Wachten voor het stoplicht, wachten op het eten. Wachten wanneer iemand weer eens te laat is voor een afspraak. Niet dat ik dat iemand kwalijk mag nemen, aangezien ik zelf meestal ook niet op tijd ben. Ja, dat is ook één van mijn slechtste eigenschappen. Wachten tot je thee niet meer te heet is om op te drinken. Wachten totdat de regen voorbij is, zodat je naar buiten kunt gaan. Wachten tot je salaris gestort is, of totdat je studiefinanciering op je bankrekening staat. Wachten tot je computer opgestart is. Wachten op een berichtje, op een telefoontje, op een uitslag. Wachten op de bus, trein, tram. Wachten tot die vervelende dag eindelijk eens voorbij gegaan is. Wachten op mooi weer, wachten op de lente en zomer. Wachten op betere, mooiere tijden. 

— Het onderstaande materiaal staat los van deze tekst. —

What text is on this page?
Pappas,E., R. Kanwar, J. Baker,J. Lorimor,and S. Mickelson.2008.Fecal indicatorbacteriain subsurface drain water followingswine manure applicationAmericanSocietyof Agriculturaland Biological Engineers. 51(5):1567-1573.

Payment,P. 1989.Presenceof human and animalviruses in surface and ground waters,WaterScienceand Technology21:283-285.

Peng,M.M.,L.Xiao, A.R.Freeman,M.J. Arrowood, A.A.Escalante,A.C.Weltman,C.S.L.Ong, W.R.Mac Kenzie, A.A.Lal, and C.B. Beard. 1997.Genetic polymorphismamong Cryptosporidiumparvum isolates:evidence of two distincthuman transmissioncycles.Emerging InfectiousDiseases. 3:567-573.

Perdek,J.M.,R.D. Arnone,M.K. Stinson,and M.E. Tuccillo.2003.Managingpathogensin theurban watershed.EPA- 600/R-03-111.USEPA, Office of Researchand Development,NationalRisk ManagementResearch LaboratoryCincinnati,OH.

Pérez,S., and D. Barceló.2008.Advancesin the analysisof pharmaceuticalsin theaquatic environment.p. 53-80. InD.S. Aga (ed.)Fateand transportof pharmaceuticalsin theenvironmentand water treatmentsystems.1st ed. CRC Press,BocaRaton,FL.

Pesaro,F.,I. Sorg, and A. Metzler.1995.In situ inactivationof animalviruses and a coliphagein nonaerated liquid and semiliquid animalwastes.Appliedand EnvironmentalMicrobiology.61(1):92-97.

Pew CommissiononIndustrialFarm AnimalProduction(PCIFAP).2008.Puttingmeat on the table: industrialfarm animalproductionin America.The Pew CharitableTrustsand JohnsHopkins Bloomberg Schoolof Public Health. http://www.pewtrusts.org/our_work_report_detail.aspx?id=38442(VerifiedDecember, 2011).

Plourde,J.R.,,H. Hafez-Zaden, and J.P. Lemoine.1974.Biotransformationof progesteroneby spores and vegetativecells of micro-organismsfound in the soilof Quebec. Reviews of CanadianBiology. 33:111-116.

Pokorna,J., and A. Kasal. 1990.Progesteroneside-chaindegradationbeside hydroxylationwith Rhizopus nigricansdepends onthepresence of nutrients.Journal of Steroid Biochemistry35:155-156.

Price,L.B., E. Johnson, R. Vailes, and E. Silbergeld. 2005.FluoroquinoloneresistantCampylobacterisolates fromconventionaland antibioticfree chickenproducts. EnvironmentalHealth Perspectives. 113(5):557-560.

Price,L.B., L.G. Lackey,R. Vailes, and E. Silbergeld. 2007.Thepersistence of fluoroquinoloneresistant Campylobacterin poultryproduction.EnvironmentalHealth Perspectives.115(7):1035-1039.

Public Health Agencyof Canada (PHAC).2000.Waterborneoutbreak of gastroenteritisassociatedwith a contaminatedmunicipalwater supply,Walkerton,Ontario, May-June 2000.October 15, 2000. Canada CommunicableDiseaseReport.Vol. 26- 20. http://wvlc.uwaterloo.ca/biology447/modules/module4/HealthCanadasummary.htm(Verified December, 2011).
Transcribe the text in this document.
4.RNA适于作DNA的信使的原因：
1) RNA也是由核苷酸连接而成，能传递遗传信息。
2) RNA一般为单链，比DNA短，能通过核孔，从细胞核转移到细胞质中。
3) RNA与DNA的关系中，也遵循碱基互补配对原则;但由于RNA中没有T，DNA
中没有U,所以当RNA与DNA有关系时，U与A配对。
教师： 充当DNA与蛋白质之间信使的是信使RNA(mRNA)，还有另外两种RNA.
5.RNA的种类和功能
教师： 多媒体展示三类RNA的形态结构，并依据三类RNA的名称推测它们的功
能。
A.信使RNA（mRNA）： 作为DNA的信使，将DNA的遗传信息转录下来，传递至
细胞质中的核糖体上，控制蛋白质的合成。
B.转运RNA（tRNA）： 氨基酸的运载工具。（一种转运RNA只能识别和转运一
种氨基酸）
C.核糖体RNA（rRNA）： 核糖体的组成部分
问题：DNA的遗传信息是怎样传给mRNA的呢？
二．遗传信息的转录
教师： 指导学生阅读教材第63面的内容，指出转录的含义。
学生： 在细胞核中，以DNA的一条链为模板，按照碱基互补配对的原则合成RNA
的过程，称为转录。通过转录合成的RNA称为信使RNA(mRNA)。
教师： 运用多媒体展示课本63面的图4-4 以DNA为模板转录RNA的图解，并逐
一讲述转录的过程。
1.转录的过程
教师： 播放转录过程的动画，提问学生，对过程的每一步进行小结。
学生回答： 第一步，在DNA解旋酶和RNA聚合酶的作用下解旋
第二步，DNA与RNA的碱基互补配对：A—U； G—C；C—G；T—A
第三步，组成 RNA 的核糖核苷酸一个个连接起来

Soms is het vervelend, soms valt het mee. Soms duurt het lang, soms kort. Soms duurt het in werkelijkheid kort, maar lijkt het eeuwig te duren. Of juist precies andersom. Het kan allemaal. Altijd maar wachten - iedere dag opnieuw.

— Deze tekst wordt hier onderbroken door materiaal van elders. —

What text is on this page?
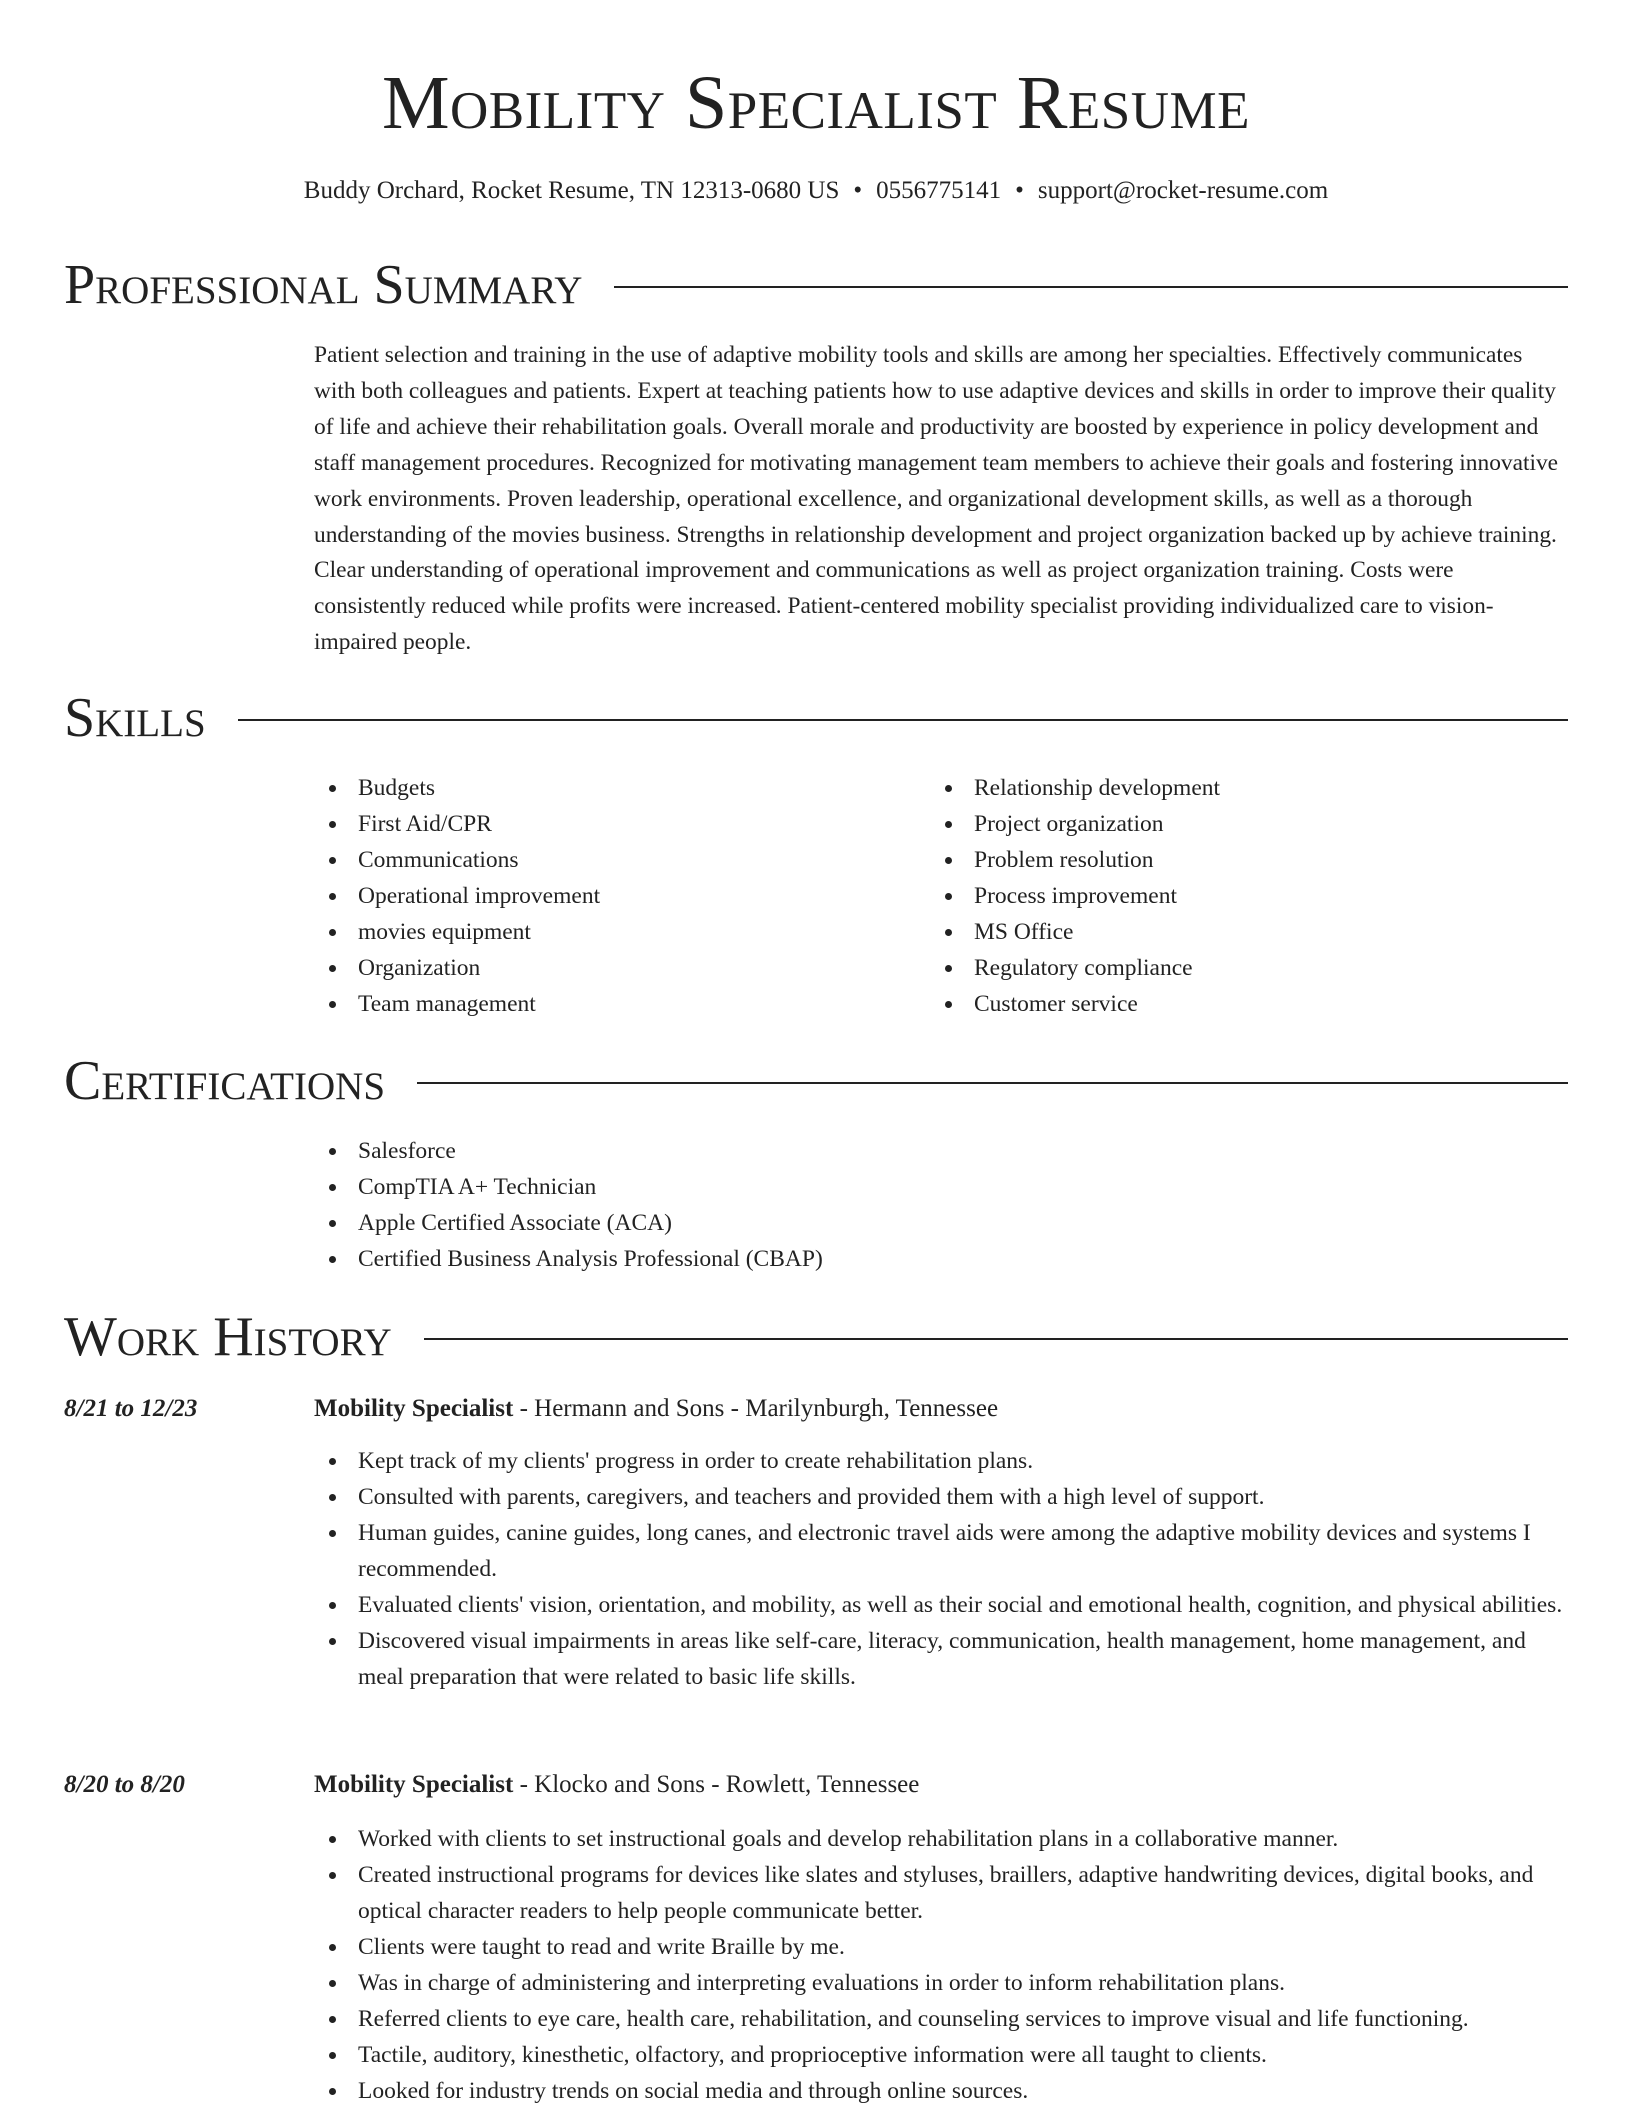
Mobility Specialist Resume
Buddy Orchard, Rocket Resume, TN 12313-0680 US • 0556775141 • support@rocket-resume.com
Professional Summary

Patient selection and training in the use of adaptive mobility tools and skills are among her specialties. Effectively communicates with both colleagues and patients. Expert at teaching patients how to use adaptive devices and skills in order to improve their quality of life and achieve their rehabilitation goals. Overall morale and productivity are boosted by experience in policy development and staff management procedures. Recognized for motivating management team members to achieve their goals and fostering innovative work environments. Proven leadership, operational excellence, and organizational development skills, as well as a thorough understanding of the movies business. Strengths in relationship development and project organization backed up by achieve training. Clear understanding of operational improvement and communications as well as project organization training. Costs were consistently reduced while profits were increased. Patient-centered mobility specialist providing individualized care to vision-impaired people.

Skills
Budgets
First Aid/CPR
Communications
Operational improvement
movies equipment
Organization
Team management
Relationship development
Project organization
Problem resolution
Process improvement
MS Office
Regulatory compliance
Customer service
Certifications
Salesforce
CompTIA A+ Technician
Apple Certified Associate (ACA)
Certified Business Analysis Professional (CBAP)
Work History
8/21 to 12/23	Mobility Specialist - Hermann and Sons - Marilynburgh, Tennessee
Kept track of my clients' progress in order to create rehabilitation plans.
Consulted with parents, caregivers, and teachers and provided them with a high level of support.
Human guides, canine guides, long canes, and electronic travel aids were among the adaptive mobility devices and systems I recommended.
Evaluated clients' vision, orientation, and mobility, as well as their social and emotional health, cognition, and physical abilities.
Discovered visual impairments in areas like self-care, literacy, communication, health management, home management, and meal preparation that were related to basic life skills.
8/20 to 8/20	Mobility Specialist - Klocko and Sons - Rowlett, Tennessee
Worked with clients to set instructional goals and develop rehabilitation plans in a collaborative manner.
Created instructional programs for devices like slates and styluses, braillers, adaptive handwriting devices, digital books, and optical character readers to help people communicate better.
Clients were taught to read and write Braille by me.
Was in charge of administering and interpreting evaluations in order to inform rehabilitation plans.
Referred clients to eye care, health care, rehabilitation, and counseling services to improve visual and life functioning.
Tactile, auditory, kinesthetic, olfactory, and proprioceptive information were all taught to clients.
Looked for industry trends on social media and through online sources.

Wachten is het ergste op momenten dat je niets te doen hebt. Wanneer je je verveelt, lijkt één minuut wachten een hele week te duren. Oké, dat is misschien een beetje overdreven. Bij wijze van spreken dan. Vreemd is het eigenlijk, dat de werkelijke tijd en de tijd in je hoofd zo vaak ongelijk aan elkaar zijn.

Misschien is wachten nog erger wanneer je haast hebt. Dan heb je eigenlijk helemaal geen tijd om te wachten. Geen tijd, omdat je al tijd tekort komt. Omdat je al moet rennen in plaats van lopen, moet vliegen in plaats van kruipen. Toch komt het altijd weer om een hoekje kijken: wachten.

Misschien zou de wereld wel heel snel gaan, wanneer we nooit zouden hoeven wachten. Dan zou het stoplicht altijd op groen staan. Of nee, dan zouden er niet eens stoplichten bestaan. Dan zouden we niet eens weten wat stoplichten nu eigenlijk zijn. Het woord 'stoplicht' zou er niet zijn. Nooit wachten voor dat ene speciale feestje, of die ene speciale persoon. Nooit meer vertraging met de trein, nooit meer stressen als je de bus gemist hebt. Alles en iedereen zou overal en altijd bereikbaar zijn. Direct, zonder er ook maar een seconde op te wachten. Nu. Op dit moment. Zonder aarzeling of twijfel.

Ik weet eigenlijk niet zeker of dat me wel zo gelukkig zou maken. Het zou angstaanjagend zijn, wanneer alles vliegensvlug zou gaan. Misschien zouden we dan wel eerder doodgaan. En wanneer we niet eerder dood zouden gaan, zouden we misschien het gevoel hebben dat we vele jaren ouder worden dan dat we nu worden. Als we nooit zouden hoeven wachten, zou er geen rust meer zijn.Want dat is wat wachten eigenlijk ook is: een moment van rust. Ook al lijk ik dat meestal te vergeten. Misschien sta ik alleen stil bij momenten waarop wachten stom is. 

Nu ik dit aan het schrijven ben, weet ik eigenlijk niet of het wel terecht is dat ik zo'n hekel heb aan wachten. Misschien is het eigenlijk niet zo erg als ik dacht. Maar daar denk ik nu pas aan. Dat had ik nog niet bedacht voordat ik dit ging schrijven. Soms ben ik ineens boos op dingen in de wereld, die bij nader inzien helemaal niet zo slecht blijken te zijn. Misschien hoort dat ook wel bij ongeduldig zijn: te snel conclusies trekken, waardoor dingen in de wereld soms ineens heel stom lijken in mijn hoofd.